まるで鏡合わせのように見つめ合う二人。認められる違いは、生きているのか、死んでいるのか、という事のみ。


「これは誰だ?」

「君さ」

「……複製(クローン)か?」

「正解だよ。流石だね」

 

解の鼓動こどうが速くなる。訊きたくはないけれど、訊かずにはいられない。そんな質問を彼は口にした。


「原型(オリジナル)はどっちだ?」

「君ではない」


 宮藤が断言する。解の背中は冷や汗でびっしょりと濡れていた。十五年は付き合ってきた、この身体。それが異様によそよそしく感じる。


「そんなの犯罪だろうが」

「それを決めるのは、私たちだから問題ない。……とは言え、公にできないのも事実だ。だから、わざわざ森都なんて代物を造った。この都市のことは、海外諸国はおろか、日本国民も知らない。実際、君も知らなかっただろう?」

「知るわけがない」


 東日本を覆う立ち入り禁止の「森」の中の、半地下の都市など知るはずがない。

その時、給仕がお茶を運んできた。各々の前に紅茶と茶菓子が置かれる。それと一緒に、新聞が幾つか運ばれてきた。どれも馴染みの有る全国紙だった。


「失礼」


 そう言って宮藤は新聞をめくる。そして、目当ての記事を見つけたらしい。彼の手が止まる。


「見てごらん」


 宮藤が指した記事は、小さく紙面の端に載っていた。要約すると次のようになる。


「御堂解(15)が通り魔に襲われて死亡」


他の新聞にも、解が死んだ通り魔事件の事が書かれていた。

 御堂解という人間を殺す必要は有る。

 その言葉の意味を解は理解した。彼がこうして森都に誘拐されたのだ。人間が一人、消えたわけである。しかし、御堂解は死んだ事にしてしまえば、誰も彼が居なくなった事に疑問は抱かない。宮藤は言った。


「君には選択する権利が有る」

「何を?」

「この記事の通り、御堂解キミとして死ぬか。
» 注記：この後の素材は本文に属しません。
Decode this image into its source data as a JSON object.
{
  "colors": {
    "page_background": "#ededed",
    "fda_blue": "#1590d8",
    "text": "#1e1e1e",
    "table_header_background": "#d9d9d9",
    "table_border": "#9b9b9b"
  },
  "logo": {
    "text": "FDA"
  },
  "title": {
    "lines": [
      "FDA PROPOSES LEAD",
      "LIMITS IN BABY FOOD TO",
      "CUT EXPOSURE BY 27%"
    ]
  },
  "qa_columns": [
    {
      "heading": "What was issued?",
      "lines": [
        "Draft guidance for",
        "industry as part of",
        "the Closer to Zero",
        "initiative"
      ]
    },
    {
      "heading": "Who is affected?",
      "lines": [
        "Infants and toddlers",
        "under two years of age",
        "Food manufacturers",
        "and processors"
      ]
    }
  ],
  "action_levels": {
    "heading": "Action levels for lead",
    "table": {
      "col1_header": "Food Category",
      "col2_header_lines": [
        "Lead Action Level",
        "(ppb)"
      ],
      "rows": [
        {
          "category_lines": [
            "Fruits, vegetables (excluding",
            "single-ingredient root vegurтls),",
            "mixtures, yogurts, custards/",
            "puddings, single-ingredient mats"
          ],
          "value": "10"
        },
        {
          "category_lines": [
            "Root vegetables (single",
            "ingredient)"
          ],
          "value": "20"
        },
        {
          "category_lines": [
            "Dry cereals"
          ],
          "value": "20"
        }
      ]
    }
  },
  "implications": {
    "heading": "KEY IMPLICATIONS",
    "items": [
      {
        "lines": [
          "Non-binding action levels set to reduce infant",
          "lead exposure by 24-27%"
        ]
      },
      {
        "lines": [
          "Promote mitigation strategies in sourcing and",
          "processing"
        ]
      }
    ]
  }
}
それとも、そこの死体――「大島大洋(おおしま たいよう)」として生きるか」

「「大島大洋」? 誰だよ」

「君さ」


 後頭部に冷たい感触。新聞を運んできた給仕が、解に銃口を押し付けていた。選んでも良い。その言葉とは裏腹に、選択肢など初めから無かった。生きる為には「大島大洋」になるしかない。銃口を突き付けられたまま、解は言った。


「……こんなものなんだ?」

「驚くのは無理もない。悪いが、今すぐ決めてくれ」

「違う。そうじゃない」

「何を?」

 

確かに、解は驚いていた。

しかし、この状況に対してではない。

事実、銃口を突き付けられた時には、既に生きる決意は済んでいた。彼が驚いたのはむしろ、自分が「御堂解」を止めることに、まるで執着が沸かない事。

 御堂解という人間と、その人生。

解自身が驚愕するほどに、それらに対して執着が無かった。

所詮、その程度の価値だったのだろうか。

 投げやりな気分で解は訊く。


「「大島大洋」になっても、音楽は聴けるか?」

「音楽?」

「無理なら、望月詩灯の歌だけでも良いから」

無論むろん、可能だ。不自由はさせない」


 その答えを聞いて、解は言った。


「良いよ。別に、誰だって」


その言葉は、誰にも向いていないようだった。

ただ、夕暮れの森に飲み込まれて消える。